After a single Tiflash node crashes, SQL cannot continue to use the TIKV node execution plan and directly reports that the region is unavailable

Note:
This topic has been translated from a Chinese forum by GPT and might contain errors.

Original topic: 单个Tiflash节点宕机后,SQL无法继续使用TIKV节点执行计划,直接报region不可用

| username: Curiouser

【TiDB Usage Environment】Production Environment
【TiDB Version】

 6.1.1

【Encountered Problems】

  1. After a single TiFlash node crashes, SQL cannot continue to use the TiKV node and directly reports that the region is unavailable.
  2. I saw a related case issue on the forum: tiflash宕机,优化器不能感知tiflash宕机,执行计划依然使用tiflash存储引擎,导致sql不能出结果。 - TiDB 的问答社区, but I am not sure if setting the system environment “tidb_allow_fallback_to_tikv” can solve the problem.

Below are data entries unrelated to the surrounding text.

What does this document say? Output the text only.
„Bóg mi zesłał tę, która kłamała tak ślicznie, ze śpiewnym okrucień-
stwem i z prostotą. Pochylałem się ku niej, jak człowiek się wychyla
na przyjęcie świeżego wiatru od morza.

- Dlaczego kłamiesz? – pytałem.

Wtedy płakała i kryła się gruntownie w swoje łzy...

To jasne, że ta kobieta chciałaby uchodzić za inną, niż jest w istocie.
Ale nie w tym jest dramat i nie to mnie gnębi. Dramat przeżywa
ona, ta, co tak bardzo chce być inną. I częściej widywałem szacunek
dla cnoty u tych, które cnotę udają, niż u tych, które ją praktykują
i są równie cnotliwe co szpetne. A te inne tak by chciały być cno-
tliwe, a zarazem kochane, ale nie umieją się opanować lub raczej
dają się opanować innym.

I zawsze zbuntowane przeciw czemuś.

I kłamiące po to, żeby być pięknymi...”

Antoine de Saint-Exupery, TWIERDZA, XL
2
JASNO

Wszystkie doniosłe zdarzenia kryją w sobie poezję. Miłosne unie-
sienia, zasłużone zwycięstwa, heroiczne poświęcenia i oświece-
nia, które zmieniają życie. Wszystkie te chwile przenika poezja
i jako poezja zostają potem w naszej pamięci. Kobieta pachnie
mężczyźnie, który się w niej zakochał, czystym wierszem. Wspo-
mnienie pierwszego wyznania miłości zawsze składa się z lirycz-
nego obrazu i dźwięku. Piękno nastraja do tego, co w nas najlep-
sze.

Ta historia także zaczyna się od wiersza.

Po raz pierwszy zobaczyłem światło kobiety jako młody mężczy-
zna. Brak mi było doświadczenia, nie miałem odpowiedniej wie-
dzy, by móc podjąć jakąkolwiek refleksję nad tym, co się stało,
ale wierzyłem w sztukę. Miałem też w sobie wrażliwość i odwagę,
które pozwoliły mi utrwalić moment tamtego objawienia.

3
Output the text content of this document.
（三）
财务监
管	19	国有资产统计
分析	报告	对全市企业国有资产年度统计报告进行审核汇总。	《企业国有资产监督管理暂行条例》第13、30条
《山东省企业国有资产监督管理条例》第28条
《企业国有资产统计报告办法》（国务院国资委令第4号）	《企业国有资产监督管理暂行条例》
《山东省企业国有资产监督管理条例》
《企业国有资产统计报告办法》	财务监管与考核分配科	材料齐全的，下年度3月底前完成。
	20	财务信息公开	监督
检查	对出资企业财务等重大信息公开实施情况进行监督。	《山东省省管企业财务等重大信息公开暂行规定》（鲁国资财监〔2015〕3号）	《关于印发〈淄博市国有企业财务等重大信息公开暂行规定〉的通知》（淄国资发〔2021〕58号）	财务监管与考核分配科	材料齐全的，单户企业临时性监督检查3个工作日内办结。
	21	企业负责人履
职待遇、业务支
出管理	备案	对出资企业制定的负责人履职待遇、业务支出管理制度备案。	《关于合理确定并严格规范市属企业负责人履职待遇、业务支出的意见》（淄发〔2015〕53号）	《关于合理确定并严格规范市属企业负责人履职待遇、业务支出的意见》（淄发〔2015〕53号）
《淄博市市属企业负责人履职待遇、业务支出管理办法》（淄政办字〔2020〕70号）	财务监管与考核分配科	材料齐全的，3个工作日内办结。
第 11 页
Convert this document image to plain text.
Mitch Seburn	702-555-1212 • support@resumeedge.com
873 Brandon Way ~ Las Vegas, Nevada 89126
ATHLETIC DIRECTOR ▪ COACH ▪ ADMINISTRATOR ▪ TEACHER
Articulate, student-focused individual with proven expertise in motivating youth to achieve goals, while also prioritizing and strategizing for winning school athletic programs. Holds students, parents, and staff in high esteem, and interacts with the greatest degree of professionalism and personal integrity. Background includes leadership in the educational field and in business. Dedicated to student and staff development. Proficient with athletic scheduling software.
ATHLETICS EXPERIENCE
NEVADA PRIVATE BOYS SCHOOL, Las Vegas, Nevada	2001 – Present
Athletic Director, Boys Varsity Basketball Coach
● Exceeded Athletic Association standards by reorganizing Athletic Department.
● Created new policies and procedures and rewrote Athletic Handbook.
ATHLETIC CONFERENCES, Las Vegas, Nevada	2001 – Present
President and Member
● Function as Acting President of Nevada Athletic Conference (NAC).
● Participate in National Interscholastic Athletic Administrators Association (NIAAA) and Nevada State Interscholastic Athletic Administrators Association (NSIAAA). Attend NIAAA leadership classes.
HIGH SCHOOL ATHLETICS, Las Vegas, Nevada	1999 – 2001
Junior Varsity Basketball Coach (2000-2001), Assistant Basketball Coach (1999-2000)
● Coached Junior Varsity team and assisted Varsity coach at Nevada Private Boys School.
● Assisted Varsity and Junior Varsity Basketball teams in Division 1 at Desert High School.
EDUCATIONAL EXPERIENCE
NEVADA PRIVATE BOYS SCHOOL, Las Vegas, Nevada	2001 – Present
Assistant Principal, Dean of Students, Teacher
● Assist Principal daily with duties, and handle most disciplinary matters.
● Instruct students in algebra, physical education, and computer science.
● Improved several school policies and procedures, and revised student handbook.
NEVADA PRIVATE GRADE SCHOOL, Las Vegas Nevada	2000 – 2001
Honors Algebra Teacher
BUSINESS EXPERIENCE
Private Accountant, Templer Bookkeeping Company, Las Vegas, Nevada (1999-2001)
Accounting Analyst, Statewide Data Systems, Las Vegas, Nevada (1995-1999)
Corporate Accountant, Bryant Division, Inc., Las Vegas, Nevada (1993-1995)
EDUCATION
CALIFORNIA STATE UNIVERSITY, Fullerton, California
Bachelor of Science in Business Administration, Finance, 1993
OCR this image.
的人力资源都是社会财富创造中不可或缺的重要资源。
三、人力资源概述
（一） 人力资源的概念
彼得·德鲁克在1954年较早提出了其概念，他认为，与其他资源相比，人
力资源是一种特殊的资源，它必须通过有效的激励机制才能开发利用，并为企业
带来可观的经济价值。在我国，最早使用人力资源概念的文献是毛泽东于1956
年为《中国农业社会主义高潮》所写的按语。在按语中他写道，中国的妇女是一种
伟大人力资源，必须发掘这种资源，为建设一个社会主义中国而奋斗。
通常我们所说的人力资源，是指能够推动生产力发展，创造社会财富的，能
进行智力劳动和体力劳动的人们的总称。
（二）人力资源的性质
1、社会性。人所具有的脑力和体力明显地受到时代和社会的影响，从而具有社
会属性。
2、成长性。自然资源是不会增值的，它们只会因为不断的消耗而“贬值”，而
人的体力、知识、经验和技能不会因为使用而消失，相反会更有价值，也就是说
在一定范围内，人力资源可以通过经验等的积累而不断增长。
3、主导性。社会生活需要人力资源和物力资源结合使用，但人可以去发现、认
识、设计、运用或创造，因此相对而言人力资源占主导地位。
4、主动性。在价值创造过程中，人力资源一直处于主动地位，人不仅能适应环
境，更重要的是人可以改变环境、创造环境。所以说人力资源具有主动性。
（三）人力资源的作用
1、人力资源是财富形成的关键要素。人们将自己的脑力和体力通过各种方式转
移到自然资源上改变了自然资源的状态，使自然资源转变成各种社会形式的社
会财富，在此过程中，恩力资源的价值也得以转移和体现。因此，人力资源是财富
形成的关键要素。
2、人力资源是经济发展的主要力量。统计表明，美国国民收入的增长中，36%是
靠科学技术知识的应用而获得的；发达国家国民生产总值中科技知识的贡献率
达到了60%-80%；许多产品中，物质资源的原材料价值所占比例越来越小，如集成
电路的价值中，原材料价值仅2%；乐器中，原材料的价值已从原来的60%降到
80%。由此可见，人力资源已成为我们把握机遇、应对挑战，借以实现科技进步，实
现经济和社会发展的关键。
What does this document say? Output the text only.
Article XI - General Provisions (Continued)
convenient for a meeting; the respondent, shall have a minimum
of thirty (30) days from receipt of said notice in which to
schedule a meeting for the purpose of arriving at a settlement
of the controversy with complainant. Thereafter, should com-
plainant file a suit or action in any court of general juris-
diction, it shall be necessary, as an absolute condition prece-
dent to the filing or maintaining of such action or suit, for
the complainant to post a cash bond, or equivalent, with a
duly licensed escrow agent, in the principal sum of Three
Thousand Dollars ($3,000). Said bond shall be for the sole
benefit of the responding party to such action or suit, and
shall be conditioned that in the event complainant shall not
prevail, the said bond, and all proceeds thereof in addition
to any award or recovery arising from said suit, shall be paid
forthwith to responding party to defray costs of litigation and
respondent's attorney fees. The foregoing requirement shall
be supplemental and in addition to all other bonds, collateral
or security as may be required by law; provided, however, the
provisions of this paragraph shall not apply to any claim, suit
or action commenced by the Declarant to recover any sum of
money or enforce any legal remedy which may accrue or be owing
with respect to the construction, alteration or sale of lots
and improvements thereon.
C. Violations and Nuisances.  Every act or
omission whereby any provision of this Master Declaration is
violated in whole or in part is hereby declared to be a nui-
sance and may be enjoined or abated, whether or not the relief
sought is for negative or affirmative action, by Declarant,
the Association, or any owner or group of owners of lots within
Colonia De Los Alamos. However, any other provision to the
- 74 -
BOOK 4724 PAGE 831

【Reproduction Path】What operations were performed that caused the problem
【Problem Phenomenon and Impact】

| username: WalterWj | Original post link

SQL that needs to go through TiFlash will be a disaster most of the time if it falls back to TiKV after TiFlash goes down.

| username: Curiouser | Original post link

It’s okay. The amount of data in the tables involved in SQL is not large.

| username: tidb菜鸟一只 | Original post link

Can’t you set this environment variable by using set global tidb_allow_fallback_to_tikv ='tiflash';?

| username: Curiouser | Original post link

I haven’t tested it yet because it’s a production environment and I can’t try it easily. I need to see if anyone has set it up and confirmed that it’s OK before I set it up. According to this article tiflash宕机,优化器不能感知tiflash宕机,执行计划依然使用tiflash存储引擎,导致sql不能出结果。 - #12,来自 林先森cC - TiDB 的问答社区, someone set it up, but it doesn’t seem to have any effect.

| username: Lucien-卢西恩 | Original post link

That’s the parameter. It is recommended to conduct performance testing. If a full table scan crashes TiKV, it would be counterproductive.